3. Bölüm

1.2

𝐻𝑎𝑡𝑖𝑐𝑒 𝐵.
iiamhatiice

Vurulmuş olmalıydı. Olay giderek daha garip bir hâl almaya başladığında başımı havaya kaldırıp ileriye doğru bir bakış attım. “Akif!” Sesim boş arazide hareketlilik olmasına rağmen duyulacak kadar yüksek çıkmıştı. Birkaç saniye sonra görüş alanıma koşarak bana doğru gelen Akif girdi. Aramızdaki mesafe azaldığında ilk önce yerde yatan kadına ardından da bana baktı. Gözlerinin içindeki şaşkınlık bu karanlık gecede bile belli olacak kadar büyüktü.

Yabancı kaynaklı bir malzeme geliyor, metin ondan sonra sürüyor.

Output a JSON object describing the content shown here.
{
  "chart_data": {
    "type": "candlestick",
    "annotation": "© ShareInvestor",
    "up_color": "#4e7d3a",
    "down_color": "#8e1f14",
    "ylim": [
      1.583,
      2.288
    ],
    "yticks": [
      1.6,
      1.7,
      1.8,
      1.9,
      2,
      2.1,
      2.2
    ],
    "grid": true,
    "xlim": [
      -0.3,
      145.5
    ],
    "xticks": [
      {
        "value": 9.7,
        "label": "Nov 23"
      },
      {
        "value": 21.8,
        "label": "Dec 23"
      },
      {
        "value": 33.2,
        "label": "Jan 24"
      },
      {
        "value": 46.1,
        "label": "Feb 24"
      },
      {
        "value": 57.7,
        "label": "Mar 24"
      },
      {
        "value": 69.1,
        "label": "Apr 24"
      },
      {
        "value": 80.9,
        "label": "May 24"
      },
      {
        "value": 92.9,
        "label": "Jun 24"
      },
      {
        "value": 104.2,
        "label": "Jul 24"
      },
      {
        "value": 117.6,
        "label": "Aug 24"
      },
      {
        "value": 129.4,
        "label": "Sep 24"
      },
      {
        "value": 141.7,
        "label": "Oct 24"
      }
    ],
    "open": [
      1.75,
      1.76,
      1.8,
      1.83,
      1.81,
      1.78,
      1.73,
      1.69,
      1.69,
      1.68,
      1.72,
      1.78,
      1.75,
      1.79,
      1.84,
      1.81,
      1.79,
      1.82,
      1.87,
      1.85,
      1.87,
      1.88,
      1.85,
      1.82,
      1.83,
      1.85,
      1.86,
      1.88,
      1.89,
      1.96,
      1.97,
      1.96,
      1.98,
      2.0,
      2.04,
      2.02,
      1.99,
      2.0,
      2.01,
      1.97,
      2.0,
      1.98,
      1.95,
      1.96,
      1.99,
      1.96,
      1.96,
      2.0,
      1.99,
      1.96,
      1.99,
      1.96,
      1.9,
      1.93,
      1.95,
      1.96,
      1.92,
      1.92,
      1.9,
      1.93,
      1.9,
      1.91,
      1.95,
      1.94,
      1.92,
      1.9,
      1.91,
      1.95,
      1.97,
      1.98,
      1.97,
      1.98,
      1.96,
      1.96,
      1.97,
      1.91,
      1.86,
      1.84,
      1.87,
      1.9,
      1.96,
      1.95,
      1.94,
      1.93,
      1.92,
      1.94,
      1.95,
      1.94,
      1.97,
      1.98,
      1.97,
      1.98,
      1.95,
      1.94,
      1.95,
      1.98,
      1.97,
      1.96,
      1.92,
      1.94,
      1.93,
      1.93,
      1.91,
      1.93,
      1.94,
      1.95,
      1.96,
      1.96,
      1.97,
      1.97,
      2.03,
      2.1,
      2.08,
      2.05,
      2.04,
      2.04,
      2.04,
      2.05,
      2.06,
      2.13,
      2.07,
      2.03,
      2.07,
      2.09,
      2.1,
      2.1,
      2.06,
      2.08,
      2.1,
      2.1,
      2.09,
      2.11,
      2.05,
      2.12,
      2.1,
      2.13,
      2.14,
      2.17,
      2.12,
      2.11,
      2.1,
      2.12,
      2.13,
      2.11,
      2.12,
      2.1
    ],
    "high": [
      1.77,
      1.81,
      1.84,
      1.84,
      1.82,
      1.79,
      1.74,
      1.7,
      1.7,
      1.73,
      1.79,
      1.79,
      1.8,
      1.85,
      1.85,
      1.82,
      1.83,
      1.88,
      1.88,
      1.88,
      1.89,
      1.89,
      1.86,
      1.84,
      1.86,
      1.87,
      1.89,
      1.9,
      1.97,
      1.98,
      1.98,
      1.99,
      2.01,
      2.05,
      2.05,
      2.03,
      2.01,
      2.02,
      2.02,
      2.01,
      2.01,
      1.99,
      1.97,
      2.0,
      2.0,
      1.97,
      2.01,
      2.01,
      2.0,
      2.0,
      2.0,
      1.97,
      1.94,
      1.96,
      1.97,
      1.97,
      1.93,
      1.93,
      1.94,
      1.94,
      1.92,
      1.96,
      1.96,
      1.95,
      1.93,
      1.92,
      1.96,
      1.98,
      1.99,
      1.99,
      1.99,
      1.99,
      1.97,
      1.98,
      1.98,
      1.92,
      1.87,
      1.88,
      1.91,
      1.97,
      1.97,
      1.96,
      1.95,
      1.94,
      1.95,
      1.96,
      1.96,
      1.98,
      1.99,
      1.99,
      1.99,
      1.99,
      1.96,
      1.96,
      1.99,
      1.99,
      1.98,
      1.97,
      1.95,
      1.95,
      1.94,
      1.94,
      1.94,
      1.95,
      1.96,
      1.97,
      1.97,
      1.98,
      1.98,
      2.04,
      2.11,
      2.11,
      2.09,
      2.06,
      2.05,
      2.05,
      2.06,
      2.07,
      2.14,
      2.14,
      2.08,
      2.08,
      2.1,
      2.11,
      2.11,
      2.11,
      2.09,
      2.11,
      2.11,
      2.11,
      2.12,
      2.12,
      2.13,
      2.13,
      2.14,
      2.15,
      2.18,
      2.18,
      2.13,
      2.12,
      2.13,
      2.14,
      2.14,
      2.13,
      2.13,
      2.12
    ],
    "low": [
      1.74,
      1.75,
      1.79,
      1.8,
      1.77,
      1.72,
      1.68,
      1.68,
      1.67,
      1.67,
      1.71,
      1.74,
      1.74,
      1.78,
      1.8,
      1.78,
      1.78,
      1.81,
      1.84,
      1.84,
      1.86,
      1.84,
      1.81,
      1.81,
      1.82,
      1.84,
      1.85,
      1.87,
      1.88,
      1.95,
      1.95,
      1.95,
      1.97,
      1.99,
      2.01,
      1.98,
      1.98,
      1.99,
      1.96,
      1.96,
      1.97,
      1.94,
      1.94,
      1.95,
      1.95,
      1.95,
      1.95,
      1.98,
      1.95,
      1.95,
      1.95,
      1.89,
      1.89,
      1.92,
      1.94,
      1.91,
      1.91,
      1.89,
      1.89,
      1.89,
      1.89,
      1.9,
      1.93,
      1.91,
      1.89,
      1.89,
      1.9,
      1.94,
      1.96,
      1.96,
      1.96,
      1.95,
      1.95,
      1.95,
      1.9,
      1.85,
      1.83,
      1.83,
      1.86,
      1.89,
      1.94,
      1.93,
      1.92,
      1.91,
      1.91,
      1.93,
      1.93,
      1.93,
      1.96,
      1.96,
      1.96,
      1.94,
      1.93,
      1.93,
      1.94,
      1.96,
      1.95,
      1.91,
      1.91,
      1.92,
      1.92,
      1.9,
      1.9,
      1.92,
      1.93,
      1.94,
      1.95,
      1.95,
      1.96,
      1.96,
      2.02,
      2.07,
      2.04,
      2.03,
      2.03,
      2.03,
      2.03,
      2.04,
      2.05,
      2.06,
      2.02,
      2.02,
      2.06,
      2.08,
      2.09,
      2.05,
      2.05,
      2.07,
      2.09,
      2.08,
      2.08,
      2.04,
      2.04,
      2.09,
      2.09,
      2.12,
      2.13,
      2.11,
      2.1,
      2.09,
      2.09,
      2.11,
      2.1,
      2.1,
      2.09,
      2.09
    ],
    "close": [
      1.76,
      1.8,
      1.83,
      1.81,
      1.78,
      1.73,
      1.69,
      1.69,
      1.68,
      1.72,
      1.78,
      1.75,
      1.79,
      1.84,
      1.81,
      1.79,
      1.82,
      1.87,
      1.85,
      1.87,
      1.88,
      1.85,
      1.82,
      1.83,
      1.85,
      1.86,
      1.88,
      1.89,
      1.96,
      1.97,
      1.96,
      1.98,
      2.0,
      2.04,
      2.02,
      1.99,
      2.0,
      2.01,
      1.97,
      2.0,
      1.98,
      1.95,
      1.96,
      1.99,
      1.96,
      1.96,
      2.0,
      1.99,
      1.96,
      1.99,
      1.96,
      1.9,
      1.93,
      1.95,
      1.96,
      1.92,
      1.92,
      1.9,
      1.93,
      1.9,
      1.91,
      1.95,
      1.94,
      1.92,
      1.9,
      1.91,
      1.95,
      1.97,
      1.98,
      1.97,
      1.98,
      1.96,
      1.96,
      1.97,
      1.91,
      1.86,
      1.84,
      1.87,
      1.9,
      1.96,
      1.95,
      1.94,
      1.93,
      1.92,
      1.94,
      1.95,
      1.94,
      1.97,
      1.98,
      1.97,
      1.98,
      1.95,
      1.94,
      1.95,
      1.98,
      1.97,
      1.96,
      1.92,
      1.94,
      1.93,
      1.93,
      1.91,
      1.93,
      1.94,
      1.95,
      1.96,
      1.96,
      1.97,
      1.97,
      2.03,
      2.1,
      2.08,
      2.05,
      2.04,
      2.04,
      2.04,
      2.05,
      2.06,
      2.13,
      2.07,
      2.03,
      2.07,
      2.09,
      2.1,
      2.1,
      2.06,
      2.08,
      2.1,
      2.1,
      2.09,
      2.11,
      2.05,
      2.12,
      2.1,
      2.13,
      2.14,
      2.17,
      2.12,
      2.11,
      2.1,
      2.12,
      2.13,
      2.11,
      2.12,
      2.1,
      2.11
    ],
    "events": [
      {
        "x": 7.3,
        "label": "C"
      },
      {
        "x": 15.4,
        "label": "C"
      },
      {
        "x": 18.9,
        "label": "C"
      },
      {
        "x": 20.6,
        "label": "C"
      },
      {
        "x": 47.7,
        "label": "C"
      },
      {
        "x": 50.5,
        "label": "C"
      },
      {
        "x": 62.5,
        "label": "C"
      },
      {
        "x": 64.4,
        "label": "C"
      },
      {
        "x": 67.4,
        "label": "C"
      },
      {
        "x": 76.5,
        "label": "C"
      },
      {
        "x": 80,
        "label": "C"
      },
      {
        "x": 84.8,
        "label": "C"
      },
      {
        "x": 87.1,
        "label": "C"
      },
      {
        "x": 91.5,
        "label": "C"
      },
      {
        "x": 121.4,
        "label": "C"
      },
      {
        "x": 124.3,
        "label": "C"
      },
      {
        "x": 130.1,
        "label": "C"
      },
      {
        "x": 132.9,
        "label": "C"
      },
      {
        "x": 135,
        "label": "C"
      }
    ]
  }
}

Saniyeler içinde bulunduğu anı kavrayıp kendine geldi.

“Emredin komutanım.”

Elim hâlâ kadının kurşun yarasının üstündeydi. “Vurulmuş.”

“Ne?” Akif şaşkınlığını bu sefer kelimelerle ifade etmişti. “Komutanım içeri taşınması lazım.”

Kocaman açılmış gözleriyle kadına bakmayı sürdürürken istemsizce geriye doğru birkaç adım attı. Bu durum yani birisinin yaralanma durumu bu karakolda daima karşılaştığımız bir olaydı. Ama şu an durum her zamankinden daha farklıydı. Sınırı kaçak olarak geçtikten sonra bana silah doğrultan bu kişi silah yarası olan bir kadındı. Karşı cinsi burada görme ihtimalinin varlığı bile yokken o karşımıza yaralı bir şekilde çıkmıştı.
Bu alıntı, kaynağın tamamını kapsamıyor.